Namun AJI Semarang langsung pasang badan. Ketua AJI Semarang, Aris Mulyawan, menegaskan tuduhan tersebut adalah fitnah yang berbahaya, menyesatkan, dan merusak nama baik jurnalis.
“Ahmad Ramzy adalah jurnalis profesional. Menuduhnya tanpa bukti jelas adalah fitnah serius. AJI tidak akan tinggal diam,” tegas Aris, lewat siaran pers tertulisnya, Selasa (2/9).
Bukan hanya tuduhan, data pribadi Ramzy bahkan ikut disebar di media sosial lengkap dengan foto KTP dan narasi provokatif. AJI mengecam keras praktik doxing itu karena membahayakan keselamatan jurnalis dan membuka peluang serangan digital maupun fisik.
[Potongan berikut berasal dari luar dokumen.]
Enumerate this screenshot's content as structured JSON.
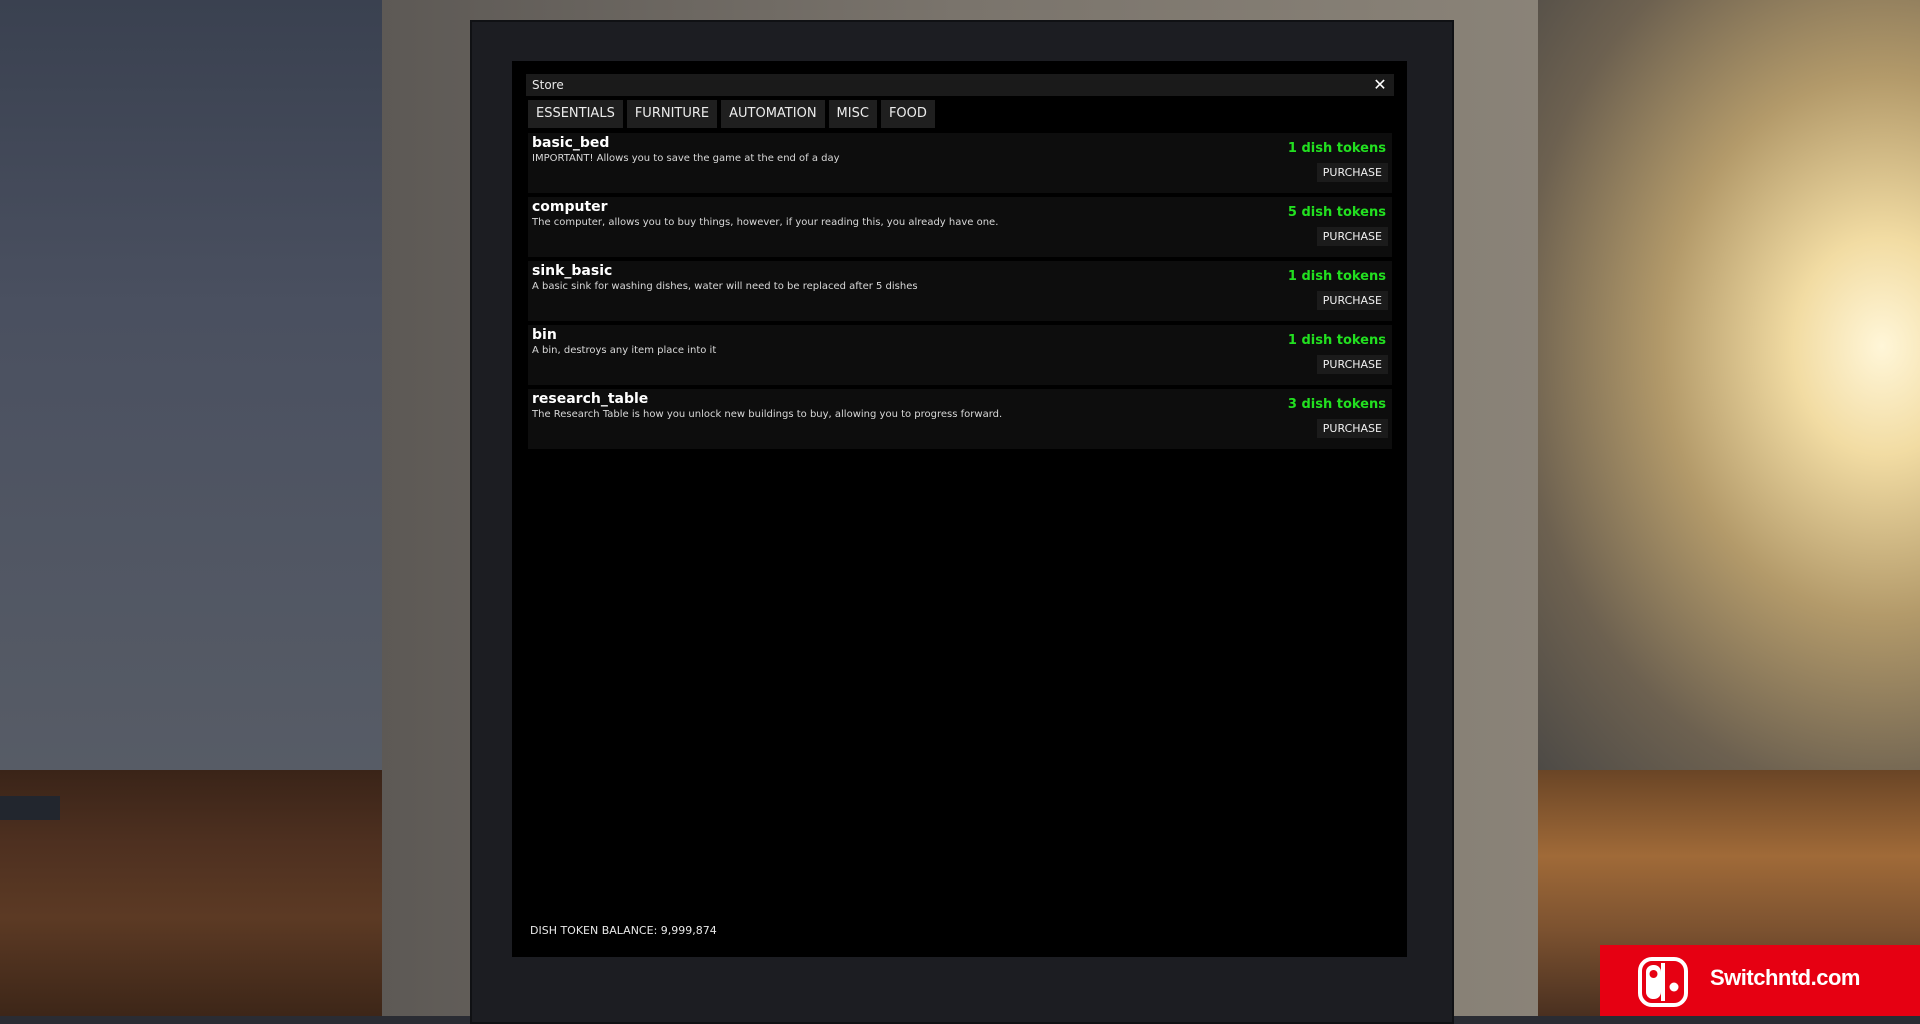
{
  "store": {
    "title": "Store",
    "close_icon": "close-icon",
    "tabs": [
      "ESSENTIALS",
      "FURNITURE",
      "AUTOMATION",
      "MISC",
      "FOOD"
    ],
    "items": [
      {
        "name": "basic_bed",
        "description": "IMPORTANT! Allows you to save the game at the end of a day",
        "price": "1 dish tokens",
        "button": "PURCHASE"
      },
      {
        "name": "computer",
        "description": "The computer, allows you to buy things, however, if your reading this, you already have one.",
        "price": "5 dish tokens",
        "button": "PURCHASE"
      },
      {
        "name": "sink_basic",
        "description": "A basic sink for washing dishes, water will need to be replaced after 5 dishes",
        "price": "1 dish tokens",
        "button": "PURCHASE"
      },
      {
        "name": "bin",
        "description": "A bin, destroys any item place into it",
        "price": "1 dish tokens",
        "button": "PURCHASE"
      },
      {
        "name": "research_table",
        "description": "The Research Table is how you unlock new buildings to buy, allowing you to progress forward.",
        "price": "3 dish tokens",
        "button": "PURCHASE"
      }
    ],
    "balance_label": "DISH TOKEN BALANCE: ",
    "balance_value": "9,999,874"
  },
  "watermark": {
    "text": "Switchntd.com",
    "color": "#e60012"
  },
  "colors": {
    "price": "#22e020",
    "screen": "#000000"
  }
}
AJI Semarang memastikan siap menempuh jalur hukum terhadap siapa pun yang menyebarkan fitnah maupun melakukan doxing. “Kami akan menuntut pertanggungjawaban para penyebar hoaks. Ini penting untuk melindungi jurnalis sekaligus menjaga kebebasan pers,” lanjut Aris.
AJI menduga fitnah dan serangan digital terhadap anggotanya merupakan bentuk pembungkaman media. Mereka menyerukan masyarakat agar kritis dan tidak mudah percaya pada informasi yang tidak jelas sumbernya.
Sebelumnya, pesan berantai berisi identitas pribadi Ramzy dengan label “biang kerok kerusuhan” menyebar luas di WhatsApp dan media sosial pasca demonstrasi dukungan ojol di Salatiga. Padahal, hingga kini tidak ada bukti keterlibatan dirinya dalam kerusuhan.